A ball is suspended by a thread of length l at the point O on an incline wall as shown. The inclination of the wall with the vertical is α.The thread is displaced through a small angle β away from the vertical and the ball is released. Find the period of oscillation of pendulum.
Consider both cases
a. `alpha gt beta`
b. `alpha lt beta`
Assuming that any impact between the wall and the ball is elastic.
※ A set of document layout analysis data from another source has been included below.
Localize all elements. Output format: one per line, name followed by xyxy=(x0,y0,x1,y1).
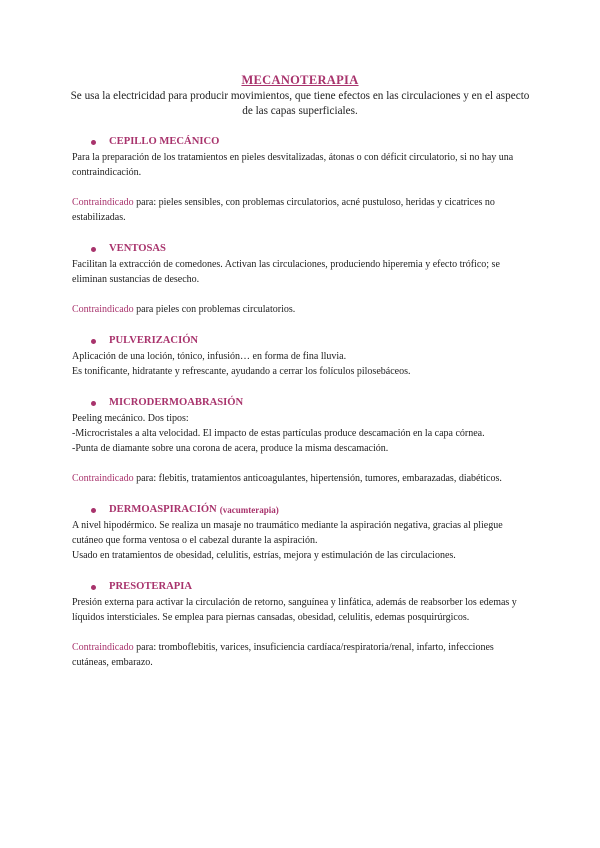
section-heading xyxy=(72,396,528,410)
section-heading xyxy=(72,334,528,348)
section-paragraph: A nivel hipodérmico. Se realiza un masaje no traumático mediante la aspiración negativa, gracias al pliegue cutáneo que forma ventosa o el cabezal durante la aspiración. xyxy=(72,520,503,546)
intro-paragraph: Se usa la electricidad para producir movimientos, que tiene efectos en las circulaciones y en el aspecto de las capas superficiales. xyxy=(70,90,530,117)
contraindication-text: para pieles con problemas circulatorios. xyxy=(133,304,296,315)
contraindication-paragraph xyxy=(72,302,528,317)
section-dermoaspiracion xyxy=(72,503,528,563)
contraindication-text: para: pieles sensibles, con problemas circulatorios, acné pustuloso, heridas y cicatrices no estabilizadas. xyxy=(72,197,495,223)
bullet-icon xyxy=(91,247,96,252)
bullet-icon xyxy=(91,508,96,513)
section-heading xyxy=(72,135,528,149)
section-paragraph: Peeling mecánico. Dos tipos: xyxy=(72,413,189,424)
contraindication-paragraph xyxy=(72,471,528,486)
bullet-icon xyxy=(91,140,96,145)
section-pulverizacion xyxy=(72,334,528,379)
section-paragraph: Para la preparación de los tratamientos en pieles desvitalizadas, átonas o con déficit circulatorio, si no hay una contraindicación. xyxy=(72,152,514,178)
section-heading xyxy=(72,242,528,256)
section-heading-text: CEPILLO MECÁNICO xyxy=(109,136,220,147)
section-paragraph: Aplicación de una loción, tónico, infusión… en forma de fina lluvia. xyxy=(72,351,347,362)
section-heading-text: MICRODERMOABRASIÓN xyxy=(109,397,244,408)
contraindication-label: Contraindicado xyxy=(72,473,134,484)
contraindication-text: para: flebitis, tratamientos anticoagulantes, hipertensión, tumores, embarazadas, diabéticos. xyxy=(133,473,502,484)
bullet-icon xyxy=(91,585,96,590)
section-paragraph: Es tonificante, hidratante y refrescante, ayudando a cerrar los folículos pilosebáceos. xyxy=(72,366,411,377)
contraindication-label: Contraindicado xyxy=(72,642,134,653)
contraindication-paragraph xyxy=(72,640,528,670)
document-page xyxy=(72,72,528,670)
section-paragraph: Usado en tratamientos de obesidad, celulitis, estrías, mejora y estimulación de las circulaciones. xyxy=(72,550,456,561)
contraindication-label: Contraindicado xyxy=(72,304,134,315)
section-heading xyxy=(72,503,528,517)
section-paragraph: Presión externa para activar la circulación de retorno, sanguínea y linfática, además de reabsorber los edemas y líquidos intersticiales. Se emplea para piernas cansadas, obesidad, celulitis, edemas posquirúrgicos. xyxy=(72,597,517,623)
section-paragraph: -Punta de diamante sobre una corona de acera, produce la misma descamación. xyxy=(72,443,389,454)
section-heading-text: VENTOSAS xyxy=(109,243,166,254)
contraindication-text: para: tromboflebitis, varices, insuficiencia cardíaca/respiratoria/renal, infarto, infecciones cutáneas, embarazo. xyxy=(72,642,494,668)
bullet-icon xyxy=(91,339,96,344)
section-microdermoabrasion xyxy=(72,396,528,486)
section-cepillo-mecanico xyxy=(72,135,528,225)
section-paragraph: -Microcristales a alta velocidad. El impacto de estas partículas produce descamación en la capa córnea. xyxy=(72,428,485,439)
section-heading-text: PULVERIZACIÓN xyxy=(109,335,199,346)
section-heading xyxy=(72,580,528,594)
section-heading-text: DERMOASPIRACIÓN xyxy=(109,504,217,515)
section-presoterapia xyxy=(72,580,528,670)
contraindication-paragraph xyxy=(72,195,528,225)
contraindication-label: Contraindicado xyxy=(72,197,134,208)
section-heading-text: PRESOTERAPIA xyxy=(109,581,192,592)
section-paragraph: Facilitan la extracción de comedones. Activan las circulaciones, produciendo hiperemia y efecto trófico; se eliminan sustancias de desecho. xyxy=(72,259,500,285)
section-ventosas xyxy=(72,242,528,317)
page-title: MECANOTERAPIA xyxy=(241,73,359,87)
section-heading-subtitle: (vacumterapia) xyxy=(219,505,279,515)
bullet-icon xyxy=(91,401,96,406)
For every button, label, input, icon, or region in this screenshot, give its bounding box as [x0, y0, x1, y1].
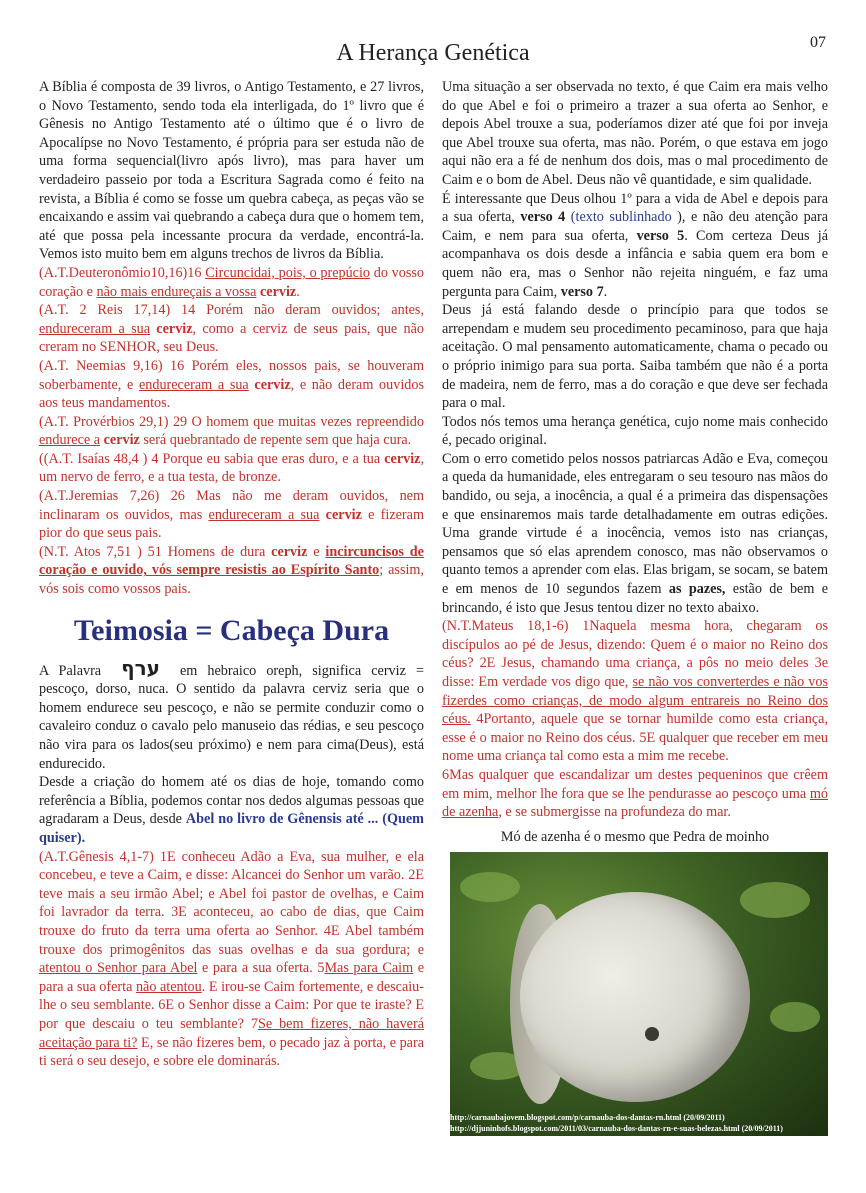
left-column — [39, 78, 424, 1071]
verse-isaias: ((A.T. Isaías 48,4 ) 4 Porque eu sabia que eras duro, e a tua cerviz, um nervo de ferro, e a tua testa, de bronze. — [39, 450, 424, 486]
verse-deuteronomy: (A.T.Deuteronômio10,16)16 Circuncidai, pois, o prepúcio do vosso coração e não mais endureçais a vossa cerviz. — [39, 264, 424, 300]
innocence-paragraph: Com o erro cometido pelos nossos patriarcas Adão e Eva, começou a queda da humanidade, eles entregaram o seu tesouro nas mãos do bandido, ou seja, a inocência, a qual é a primeira das dispensações e que ensinaremos mais tarde detalhadamente em outras edições. Uma grande virtude é a inocência, vemos isto nas crianças, pensamos que só elas aprendem conosco, mas não observamos o quanto temos a aprender com elas. Elas brigam, se socam, se batem e em menos de 10 segundos fazem as pazes, estão de bem e brincando, é isto que Jesus tentou dizer no texto abaixo. — [442, 450, 828, 616]
page-number: 07 — [810, 34, 826, 51]
photo-caption: Mó de azenha é o mesmo que Pedra de moinho — [500, 828, 770, 845]
millstone — [520, 892, 750, 1102]
millstone-photo — [450, 852, 828, 1136]
right-column — [442, 78, 828, 1136]
observation-paragraph: Uma situação a ser observada no texto, é que Caim era mais velho do que Abel e foi o primeiro a trazer a sua oferta ao Senhor, e depois Abel trouxe a sua, poderíamos dizer até que foi por inveja que Abel trouxe sua oferta, mas não. Porém, o que estava em jogo aqui não era a fé de nenhum dos dois, mas o mal procedimento de Caim e o bom de Abel. Deus não vê quantidade, e sim qualidade. — [442, 79, 828, 188]
verse-neemias: (A.T. Neemias 9,16) 16 Porém eles, nossos pais, se houveram soberbamente, e endureceram a sua cerviz, e não deram ouvidos aos teus mandamentos. — [39, 357, 424, 412]
verse-proverbios: (A.T. Provérbios 29,1) 29 O homem que muitas vezes repreendido endurece a cerviz será quebrantado de repente sem que haja cura. — [39, 413, 424, 449]
verse-atos: (N.T. Atos 7,51 ) 51 Homens de dura cerviz e incircuncisos de coração e ouvido, vós sempre resistis ao Espírito Santo; assim, vós sois como vossos pais. — [39, 543, 425, 598]
verse-mateus-6: 6Mas qualquer que escandalizar um destes pequeninos que crêem em mim, melhor lhe fora que se lhe pendurasse ao pescoço uma mó de azenha, e se submergisse na profundeza do mar. — [442, 766, 828, 821]
verse-genesis: (A.T.Gênesis 4,1-7) 1E conheceu Adão a Eva, sua mulher, e ela concebeu, e teve a Caim, e disse: Alcancei do Senhor um varão. 2E teve mais a seu irmão Abel; e Abel foi pastor de ovelhas, e Caim foi lavrador da terra. 3E aconteceu, ao cabo de dias, que Caim trouxe do fruto da terra uma oferta ao Senhor. 4E Abel também trouxe dos primogênitos das suas ovelhas e da sua gordura; e atentou o Senhor para Abel e para a sua oferta. 5Mas para Caim e para a sua oferta não atentou. E irou-se Caim fortemente, e descaiu-lhe o seu semblante. 6E o Senhor disse a Caim: Por que te iraste? E por que descaiu o teu semblante? 7Se bem fizeres, não haverá aceitação para ti? E, se não fizeres bem, o pecado jaz à porta, e para ti será o seu desejo, e sobre ele dominarás. — [39, 848, 425, 1070]
section-heading: Teimosia = Cabeça Dura — [73, 613, 390, 647]
page-title: A Herança Genética — [336, 40, 530, 66]
intro-paragraph: A Bíblia é composta de 39 livros, o Antigo Testamento, e 27 livros, o Novo Testamento, sendo toda ela interligada, do 1º livro que é Gênesis no Antigo Testamento até o último que é o livro de Apocalípse no Novo Testamento, é própria para ser estuda não de uma forma sequencial(livro após livro), mas para haver um verdadeiro passeio por toda a Escritura Sagrada como é feito na revista, a Bíblia é como se fosse um quebra cabeça, as peças vão se encaixando e assim vai quebrando a cabeça dura que o homem tem, até que possa pela incessante procura da verdade, encontrá-la. Vemos isto muito bem em alguns trechos de livros da Bíblia. — [39, 79, 424, 263]
verse-mateus: (N.T.Mateus 18,1-6) 1Naquela mesma hora, chegaram os discípulos ao pé de Jesus, dizendo: Quem é o maior no Reino dos céus? 2E Jesus, chamando uma criança, a pôs no meio deles 3e disse: Em verdade vos digo que, se não vos converterdes e não vos fizerdes como crianças, de modo algum entrareis no Reino dos céus. 4Portanto, aquele que se tornar humilde como esta criança, esse é o maior no Reino dos céus. 5E qualquer que receber em meu nome uma criança tal como esta a mim me recebe. — [442, 618, 828, 765]
credit-url-1: http://carnaubajovem.blogspot.com/p/carnauba-dos-dantas-rn.html (20/09/2011) — [450, 1113, 725, 1123]
oreph-paragraph: A Palavra ערף em hebraico oreph, significa cerviz = pescoço, dorso, nuca. O sentido da palavra cerviz seria que o homem endurece seu pescoço, e não se permite conduzir como o cavaleiro conduz o cavalo pelo manuseio das rédias, e seu pescoço não vira para os lados(seu próximo) e nem para cima(Deus), está endurecido. — [39, 655, 424, 772]
abel-paragraph: É interessante que Deus olhou 1º para a vida de Abel e depois para a sua oferta, verso 4 (texto sublinhado ), e não deu atenção para Caim, e nem para sua oferta, verso 5. Com certeza Deus já acompanhava os dois desde a infância e sabia quem era bom e quem não era, mas o Senhor não rejeita ninguém, e faz uma pergunta para Caim, verso 7. — [442, 190, 828, 300]
verse-jeremias: (A.T.Jeremias 7,26) 26 Mas não me deram ouvidos, nem inclinaram os ouvidos, mas endureceram a sua cerviz e fizeram pior do que seus pais. — [39, 488, 424, 542]
photo-credits — [450, 1112, 828, 1134]
creation-paragraph: Desde a criação do homem até os dias de hoje, tomando como referência a Bíblia, podemos contar nos dedos algumas pessoas que agradaram a Deus, desde Abel no livro de Gênensis até ... (Quem quiser). — [39, 774, 425, 846]
hebrew-word: ערף — [121, 655, 160, 680]
repentance-paragraph: Deus já está falando desde o princípio para que todos se arrependam e mudem seu procedimento pecaminoso, para que haja aceitação. O mal pensamento automaticamente, chama o pecado ou o próprio inimigo para sua porta. Saiba também que não é a porta de madeira, nem de ferro, mas a do coração e que deve ser fechada para o mal. — [442, 302, 828, 412]
credit-url-2: http://djjuninhofs.blogspot.com/2011/03/carnauba-dos-dantas-rn-e-suas-belezas.html (20/09/2011) — [450, 1124, 783, 1134]
verse-2-reis: (A.T. 2 Reis 17,14) 14 Porém não deram ouvidos; antes, endureceram a sua cerviz, como a cerviz de seus pais, que não creram no SENHOR, seu Deus. — [39, 302, 424, 356]
heritage-paragraph: Todos nós temos uma herança genética, cujo nome mais conhecido é, pecado original. — [442, 413, 828, 449]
If `alpha lt beta`, the ball collides with the wall and rebounds with same speed. The motion of ball from `A` to `Q` is one part of a simple pendulum. Time period of ball `=2(t_(AQ))`. Consider `A` as the starting point `(t=0).`
Equation of motion is `x(t) =A cos omegat`
`x(l) =l beta cos omegat`, because amplitude `=A = l beta`
time form `A` to `Q` is the time `t` when `x` becomes
`-l alpha. rArr -l alpha =l beta cos omegat`
`rArr t = t_(AQ) =1//omega cos^(-1) ((-alpha)/(beta))`
The return path from `Q` to `A` will involve the same time interval. Hence time epriod of ball `=2t_(AQ)`
`(2)/(omega)cos^(-1) (-(alpha)/(beta)) =2 sqrt((l)/(g)) cos^(-1) ((-alpha)/(beta)) =2pi sqrt((l)/(g)) -2 sqrt((l)/(g))cos^(-1) ((alpha)/(beta))`.